OGSA-WG use case template rev. 2

1  RealityGrid

1.1  Summary

The RealityGrid project (http://www.realitygrid.org) aims to predict the realistic behaviour of matter using diverse simulation methods spanning many time and length scales and the discovery of new materials through integrated experiments. A central theme of RealityGrid is the facilitation of distributed and collaborative exploration of parameter space through computational steering and on-line, high-end visualization [1, 2, 3, 4, 5]. A typical RealityGrid scenario involves a large-scale simulation at one site coupled to a high-end visualization system at another site with the steering and display interfaces running at one or more remote sites. Simulations usually consist of a single component, but multiple-component simulations are becoming more common. Each simulation component is typically implemented in C or Fortran, and may be serial or parallelized using e.g. MPI and/or OpenMP. The simulation component periodically (or as demanded by the steering client) emits “samples” for consumption by the visualization component. These components can be started and stopped independently and connected and disconnected dynamically.

1.2  Customers

The customers of the use case are computational scientists who use computational steering and/or on-line visualization in their research. By monitoring the progress of simulations, aided by on-line visualization, users avoid losing cycles to redundant computation or even doing the wrong calculation. By tuning the value of steerable parameters, users quickly learn how the simulation responds to perturbations and can use this insight to design subsequent computational experiments. Users require the ability to access multiple computational, visualization, data, display and network resources simultaneously and at a time of their choosing. These hardware resources are heterogeneous, remote, and typically managed by organizations that have established relationships with the end-user but not necessarily with each other. The number of users simultaneously engaged in a computational steering session varies from one to a handful of collaborators, sometimes located in different time zones as in [1, 4, 5].

1.3  Scenarios

1.3.1  Computational steering and on-line visualization

Computational steering [3, 6, 7, 8, 9] is the ability to interact with, and change the behaviour of, a running application. In RealityGrid, an application is instrumented for computational steering through the RealityGrid steering library [6]. A fully instrumented application supports the following operations:

·  Pause/resume

·  Set values of steerable parameters

·  Report values of monitored (read-only) parameters

·  Emit "samples" to remote systems, e.g. for on-line visualization or other 'down stream processing.

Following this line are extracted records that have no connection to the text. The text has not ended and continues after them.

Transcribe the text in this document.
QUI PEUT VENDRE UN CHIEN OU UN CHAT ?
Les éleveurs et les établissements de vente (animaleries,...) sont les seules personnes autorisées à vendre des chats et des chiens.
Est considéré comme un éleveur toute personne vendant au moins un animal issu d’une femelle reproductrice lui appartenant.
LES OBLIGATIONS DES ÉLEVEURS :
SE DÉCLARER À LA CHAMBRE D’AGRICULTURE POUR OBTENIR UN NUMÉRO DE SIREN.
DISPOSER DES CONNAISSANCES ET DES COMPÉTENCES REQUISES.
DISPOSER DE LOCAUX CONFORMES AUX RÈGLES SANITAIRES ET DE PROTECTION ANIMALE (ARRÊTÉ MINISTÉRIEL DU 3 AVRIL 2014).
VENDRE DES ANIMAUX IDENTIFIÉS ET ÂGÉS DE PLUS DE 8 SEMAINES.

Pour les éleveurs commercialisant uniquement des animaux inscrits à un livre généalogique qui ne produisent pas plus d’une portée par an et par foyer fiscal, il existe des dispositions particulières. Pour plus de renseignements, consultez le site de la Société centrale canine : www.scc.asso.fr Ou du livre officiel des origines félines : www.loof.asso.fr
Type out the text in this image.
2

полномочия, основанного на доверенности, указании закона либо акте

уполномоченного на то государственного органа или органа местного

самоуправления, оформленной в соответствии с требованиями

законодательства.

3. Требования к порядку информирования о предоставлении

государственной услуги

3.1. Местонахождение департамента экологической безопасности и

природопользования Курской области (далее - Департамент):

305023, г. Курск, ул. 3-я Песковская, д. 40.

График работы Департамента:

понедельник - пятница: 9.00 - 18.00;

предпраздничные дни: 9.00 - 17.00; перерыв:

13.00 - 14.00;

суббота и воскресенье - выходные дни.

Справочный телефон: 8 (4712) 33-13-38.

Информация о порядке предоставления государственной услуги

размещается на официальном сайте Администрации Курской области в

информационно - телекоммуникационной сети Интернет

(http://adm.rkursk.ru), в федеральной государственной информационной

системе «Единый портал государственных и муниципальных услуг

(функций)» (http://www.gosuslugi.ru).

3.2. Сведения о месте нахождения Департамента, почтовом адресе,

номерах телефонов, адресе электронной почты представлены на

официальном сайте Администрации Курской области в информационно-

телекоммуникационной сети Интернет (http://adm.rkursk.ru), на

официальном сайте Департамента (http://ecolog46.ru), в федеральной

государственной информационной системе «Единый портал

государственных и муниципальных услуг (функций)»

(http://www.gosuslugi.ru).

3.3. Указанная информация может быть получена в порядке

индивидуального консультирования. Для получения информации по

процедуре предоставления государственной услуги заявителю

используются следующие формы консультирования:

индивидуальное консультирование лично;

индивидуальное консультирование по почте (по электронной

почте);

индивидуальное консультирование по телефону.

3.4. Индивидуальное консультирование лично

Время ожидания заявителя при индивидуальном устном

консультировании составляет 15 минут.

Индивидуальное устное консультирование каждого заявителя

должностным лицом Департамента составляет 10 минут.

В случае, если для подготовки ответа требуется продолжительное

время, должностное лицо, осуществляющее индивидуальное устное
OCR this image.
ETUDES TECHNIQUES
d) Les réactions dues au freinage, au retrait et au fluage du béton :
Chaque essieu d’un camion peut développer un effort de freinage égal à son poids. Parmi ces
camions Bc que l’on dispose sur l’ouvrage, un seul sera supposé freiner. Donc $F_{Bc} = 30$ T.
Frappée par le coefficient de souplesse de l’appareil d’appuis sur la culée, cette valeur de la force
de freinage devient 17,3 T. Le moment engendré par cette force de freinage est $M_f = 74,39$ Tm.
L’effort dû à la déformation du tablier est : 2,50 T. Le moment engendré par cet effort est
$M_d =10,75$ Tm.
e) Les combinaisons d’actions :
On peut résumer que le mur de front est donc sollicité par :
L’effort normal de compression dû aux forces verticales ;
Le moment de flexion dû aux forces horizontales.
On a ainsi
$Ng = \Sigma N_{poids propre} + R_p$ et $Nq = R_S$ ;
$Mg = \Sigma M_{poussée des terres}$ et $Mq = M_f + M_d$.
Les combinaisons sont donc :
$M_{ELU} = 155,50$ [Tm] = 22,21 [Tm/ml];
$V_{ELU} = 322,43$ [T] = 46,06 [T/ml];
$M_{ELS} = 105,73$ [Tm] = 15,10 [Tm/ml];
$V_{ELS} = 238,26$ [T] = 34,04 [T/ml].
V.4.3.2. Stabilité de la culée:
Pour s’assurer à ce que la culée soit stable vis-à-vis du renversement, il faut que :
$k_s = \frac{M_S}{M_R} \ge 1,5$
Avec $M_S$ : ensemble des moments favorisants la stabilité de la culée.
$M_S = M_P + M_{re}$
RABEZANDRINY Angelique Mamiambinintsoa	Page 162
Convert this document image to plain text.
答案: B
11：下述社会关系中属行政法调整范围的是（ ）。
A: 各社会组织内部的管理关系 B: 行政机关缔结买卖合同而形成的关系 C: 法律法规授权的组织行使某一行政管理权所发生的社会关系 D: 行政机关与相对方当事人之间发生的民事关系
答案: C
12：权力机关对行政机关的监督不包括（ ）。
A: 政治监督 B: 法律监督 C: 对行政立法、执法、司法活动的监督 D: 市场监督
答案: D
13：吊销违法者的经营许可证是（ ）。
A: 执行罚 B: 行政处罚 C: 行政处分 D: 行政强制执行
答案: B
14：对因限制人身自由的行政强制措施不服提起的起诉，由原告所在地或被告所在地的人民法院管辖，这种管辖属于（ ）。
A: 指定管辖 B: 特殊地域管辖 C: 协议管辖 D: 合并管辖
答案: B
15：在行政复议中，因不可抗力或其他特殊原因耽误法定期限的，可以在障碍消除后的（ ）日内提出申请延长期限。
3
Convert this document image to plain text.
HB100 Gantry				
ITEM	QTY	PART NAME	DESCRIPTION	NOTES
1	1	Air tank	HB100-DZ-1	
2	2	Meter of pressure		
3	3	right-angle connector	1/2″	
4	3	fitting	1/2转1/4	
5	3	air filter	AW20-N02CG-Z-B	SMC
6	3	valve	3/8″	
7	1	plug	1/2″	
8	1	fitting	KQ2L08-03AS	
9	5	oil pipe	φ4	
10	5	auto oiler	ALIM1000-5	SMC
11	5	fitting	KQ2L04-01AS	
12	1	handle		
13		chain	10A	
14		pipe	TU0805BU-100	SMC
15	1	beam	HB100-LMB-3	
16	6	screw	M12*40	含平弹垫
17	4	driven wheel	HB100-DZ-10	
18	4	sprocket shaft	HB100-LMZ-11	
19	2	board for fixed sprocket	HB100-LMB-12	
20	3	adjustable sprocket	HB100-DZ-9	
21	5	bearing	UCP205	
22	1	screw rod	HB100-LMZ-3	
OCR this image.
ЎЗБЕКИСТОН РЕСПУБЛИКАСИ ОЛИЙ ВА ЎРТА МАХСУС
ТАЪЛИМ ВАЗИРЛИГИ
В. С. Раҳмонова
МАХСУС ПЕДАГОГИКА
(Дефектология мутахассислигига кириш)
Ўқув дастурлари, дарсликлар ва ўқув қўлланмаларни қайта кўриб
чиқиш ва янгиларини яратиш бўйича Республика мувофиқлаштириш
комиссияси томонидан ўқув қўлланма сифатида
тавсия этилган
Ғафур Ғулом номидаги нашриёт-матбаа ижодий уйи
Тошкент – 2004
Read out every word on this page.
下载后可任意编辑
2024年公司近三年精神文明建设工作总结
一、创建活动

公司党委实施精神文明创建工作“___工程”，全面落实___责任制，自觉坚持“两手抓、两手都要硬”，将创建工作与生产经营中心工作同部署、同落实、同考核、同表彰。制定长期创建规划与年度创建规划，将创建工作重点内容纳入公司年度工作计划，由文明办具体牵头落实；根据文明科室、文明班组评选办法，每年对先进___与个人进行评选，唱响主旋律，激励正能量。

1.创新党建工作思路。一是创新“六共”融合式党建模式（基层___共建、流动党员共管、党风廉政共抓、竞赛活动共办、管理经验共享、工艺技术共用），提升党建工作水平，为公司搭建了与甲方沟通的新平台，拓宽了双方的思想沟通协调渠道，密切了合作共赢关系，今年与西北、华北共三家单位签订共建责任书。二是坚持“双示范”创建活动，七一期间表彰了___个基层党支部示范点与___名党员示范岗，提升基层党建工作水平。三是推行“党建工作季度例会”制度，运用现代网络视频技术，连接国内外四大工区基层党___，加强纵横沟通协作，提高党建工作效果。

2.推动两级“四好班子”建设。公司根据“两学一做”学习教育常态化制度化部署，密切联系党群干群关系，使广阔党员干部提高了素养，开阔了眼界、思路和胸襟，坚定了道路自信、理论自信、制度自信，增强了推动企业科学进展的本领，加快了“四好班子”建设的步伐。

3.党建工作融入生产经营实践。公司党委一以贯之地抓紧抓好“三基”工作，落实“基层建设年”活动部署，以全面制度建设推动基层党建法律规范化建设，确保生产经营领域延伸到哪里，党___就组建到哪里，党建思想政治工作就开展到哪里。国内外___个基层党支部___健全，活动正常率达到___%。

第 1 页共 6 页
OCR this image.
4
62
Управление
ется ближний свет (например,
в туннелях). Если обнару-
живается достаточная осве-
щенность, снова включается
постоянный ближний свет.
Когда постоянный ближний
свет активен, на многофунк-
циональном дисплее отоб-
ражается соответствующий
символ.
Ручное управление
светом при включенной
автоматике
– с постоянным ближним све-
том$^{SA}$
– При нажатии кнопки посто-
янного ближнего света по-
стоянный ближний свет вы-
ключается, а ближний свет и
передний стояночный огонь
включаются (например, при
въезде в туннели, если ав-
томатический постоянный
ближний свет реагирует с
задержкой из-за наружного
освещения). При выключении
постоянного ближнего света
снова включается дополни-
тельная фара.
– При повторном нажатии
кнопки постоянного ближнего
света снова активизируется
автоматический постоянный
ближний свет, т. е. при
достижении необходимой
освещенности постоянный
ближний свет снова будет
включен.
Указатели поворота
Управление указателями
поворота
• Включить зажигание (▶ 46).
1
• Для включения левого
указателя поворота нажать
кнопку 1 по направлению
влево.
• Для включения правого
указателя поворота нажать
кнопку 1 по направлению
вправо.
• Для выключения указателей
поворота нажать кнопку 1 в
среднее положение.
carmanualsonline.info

·  Consume "samples" from remote systems, e.g. for visualization or resetting boundary conditions

·  Checkpoint and windback.

Emit and consume semantics are used because the application should not be aware of the destination or source of the data. Windback here means revert to the state captured in a previous checkpoint without stopping the application. In RealityGrid, the act of taking a checkpoint is the responsibility of the application.

An OGSI-based middle tier, implemented in OGSI::Lite [10], facilitates bootstrapping of communication between components, as illustrated in Figure 1. The “knobs” (steerable parameters) and “dials” (monitored parameters) of the application are exposed as operations of an OGSI-compliant “Steering Grid Service” (SGS), and controlled by remote users through a graphical client tool or web-based portal. The registry, currently implemented using OGSI ServiceGroup constructs, is the central point through which clients discover steerable applications (and visualizations). The application registers (at run-time) its monitored and steerable parameters, which are published through the SGS.

Figure 1: The architecture of steering in RealityGrid

On-line, real-time visualization is an important adjunct for many steering scenarios. SOAP over http or https is a suitable transport protocol for the low volume data exchanged between the steering client and the steered application. The data exchanged between application and visualization is typically much larger, requiring high performance transport mechanisms and ideally a direct connection, but this is sometimes impossible, owing to the presence of firewalls or configurations where the parallel application executes on processors that have no connection to the Internet.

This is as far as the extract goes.